Thai Red Curry Whole Roasted Cauliflower

Thai Red Curry Whole Roasted Cauliflower

Whole Roasted Cauliflower

I’ve been wanting to roast a whole cauliflower for a while now. And what better time than the holiday season. In general, there’s going to be a lot of attention on the turkey or any other protein that might take center stage. But why not allow the vegetables to take center stage once in a while. That is exactly what this Thai red curry whole roasted cauliflower is. A star! And definitely deserves the spotlight. You can downgrade it to a side dish, but I would suggest you allow it its 15 minutes of fame up front and center. Make a nice bowl of rice to accompany it and enjoy this Thai curry goodness.


Cauliflower not your thing? Use the same curry paste with some coconut milk and substitute the cauliflower with some chicken, fish or shrimps and veggies. Voila!

Red Thai Curry Paste

I can’t even believe that at first, I hesitated on making this curry paste. With all the fresh ingredients it turned out amazing. While in the oven the smell starts filling your kitchen and I’m transported to Thailand. I used galangal which Andrea has used before in her Tom Kha Gai. In her post it’s mentioned that if you are unable to find galangal you can substitute with ginger. But since ginger is already included in the recipe you can just omit the galangal. In the Netherlands it’s also known as laos and can also be found in powder form. If you have an option definitely go for the fresh alternative as this will give you the most flavor.  The curry also includes lemongrass and fresh ginger.

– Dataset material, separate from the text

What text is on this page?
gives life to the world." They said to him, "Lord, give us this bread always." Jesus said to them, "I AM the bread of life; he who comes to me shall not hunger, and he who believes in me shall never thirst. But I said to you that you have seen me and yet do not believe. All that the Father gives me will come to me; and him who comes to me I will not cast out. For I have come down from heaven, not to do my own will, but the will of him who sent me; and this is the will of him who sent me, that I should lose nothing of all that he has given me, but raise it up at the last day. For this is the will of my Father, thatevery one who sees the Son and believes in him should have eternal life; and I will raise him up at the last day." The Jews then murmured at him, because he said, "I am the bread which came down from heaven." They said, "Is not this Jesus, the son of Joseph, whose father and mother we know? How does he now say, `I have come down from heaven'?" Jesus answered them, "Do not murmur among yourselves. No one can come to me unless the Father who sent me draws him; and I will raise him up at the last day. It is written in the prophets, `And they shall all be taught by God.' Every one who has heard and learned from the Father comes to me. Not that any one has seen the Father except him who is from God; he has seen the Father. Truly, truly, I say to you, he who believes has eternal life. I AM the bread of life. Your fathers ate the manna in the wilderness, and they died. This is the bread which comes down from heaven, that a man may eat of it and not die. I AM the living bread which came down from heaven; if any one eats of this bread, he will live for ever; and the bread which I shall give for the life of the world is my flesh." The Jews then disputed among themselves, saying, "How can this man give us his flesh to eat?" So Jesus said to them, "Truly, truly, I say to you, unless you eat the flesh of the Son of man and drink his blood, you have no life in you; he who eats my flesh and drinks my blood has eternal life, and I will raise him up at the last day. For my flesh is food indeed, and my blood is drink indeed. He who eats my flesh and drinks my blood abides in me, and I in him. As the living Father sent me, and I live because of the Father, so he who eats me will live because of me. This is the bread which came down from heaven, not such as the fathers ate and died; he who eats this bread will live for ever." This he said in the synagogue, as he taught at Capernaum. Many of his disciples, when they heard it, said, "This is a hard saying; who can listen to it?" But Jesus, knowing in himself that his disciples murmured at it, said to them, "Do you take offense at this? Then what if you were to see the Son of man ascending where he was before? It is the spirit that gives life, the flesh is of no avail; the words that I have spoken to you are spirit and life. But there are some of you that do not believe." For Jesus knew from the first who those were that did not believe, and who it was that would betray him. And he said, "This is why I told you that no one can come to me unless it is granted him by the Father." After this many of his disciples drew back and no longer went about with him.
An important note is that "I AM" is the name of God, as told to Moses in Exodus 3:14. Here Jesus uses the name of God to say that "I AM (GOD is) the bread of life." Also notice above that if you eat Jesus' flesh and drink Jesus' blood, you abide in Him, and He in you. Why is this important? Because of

Thai Red Curry Whole Roasted Cauliflower

Tip 2!

Once you cut into the cauliflower you will discover plenty of sauce at the bottom. Don’t let it go to waste, pour it over your cauliflower and enjoy!

Craving Curry:

Thai Red Curry Whole Roasted Cauliflower

Prep Time15 mins
Cook Time1 hr 30 mins
Total Time1 hr 45 mins
Author: Kyara


Thai Red Curry Paste

  • 1 red onion diced
  • 4 cloves garlic minced
  • 2 red peppers sliced. You can use 3 instead of 2 for a spicier curry. All depending on the level of hotness of the pepper
  • 3 cm galangal diced
  • 5 cm ginger grated
  • 1 lemongrass
  • 1 lime juice
  • 2 tbsp ghee
  • 1 tsp fish sauce
  • tsp salt
  • 2 tsp ground coriander seeds
  • ½ tsp black pepper


  • 1 big cauliflower
  • ½ cup coconut milk
  • Handful fresh coriander


  • Preheat oven to 180°C.
  • Chop the bottom section of the lemongrass off and remove the dry outer shell. Beat with rolling pin to soften up and release fragrance. Chop up into small pieces.
  • Add all red curry paste ingredients to your food processor and blend till you have a smooth paste. You will get roughly 1 cup of curry paste. Use ¾ cup of the curry paste to cover the cauliflower save the rest for later.
  • Remove all the leaves from the cauliflower and slice the dry section of the stem off.
  • Place the cauliflower upside down in a pot and pour a little bit of the paste over it. This allows the paste to drizzle in between the florets and not just on the outside.
  • Turn the cauliflower over and use a brush to cover it with the remainder of the red curry paste.
  • Cover with a lit and place in the oven for 1 hour.
  • Mix the ¼ cup red curry paste that you set aside with ½ cup coconut milk.
  • After 1 hour remove cauliflower from oven. Pour paste and coconut milk mixture over it and place back in the oven for another 30 minutes uncovered.
  • Remove from the oven decorate with fresh coriander and serve as a side dish or main with cooked rice.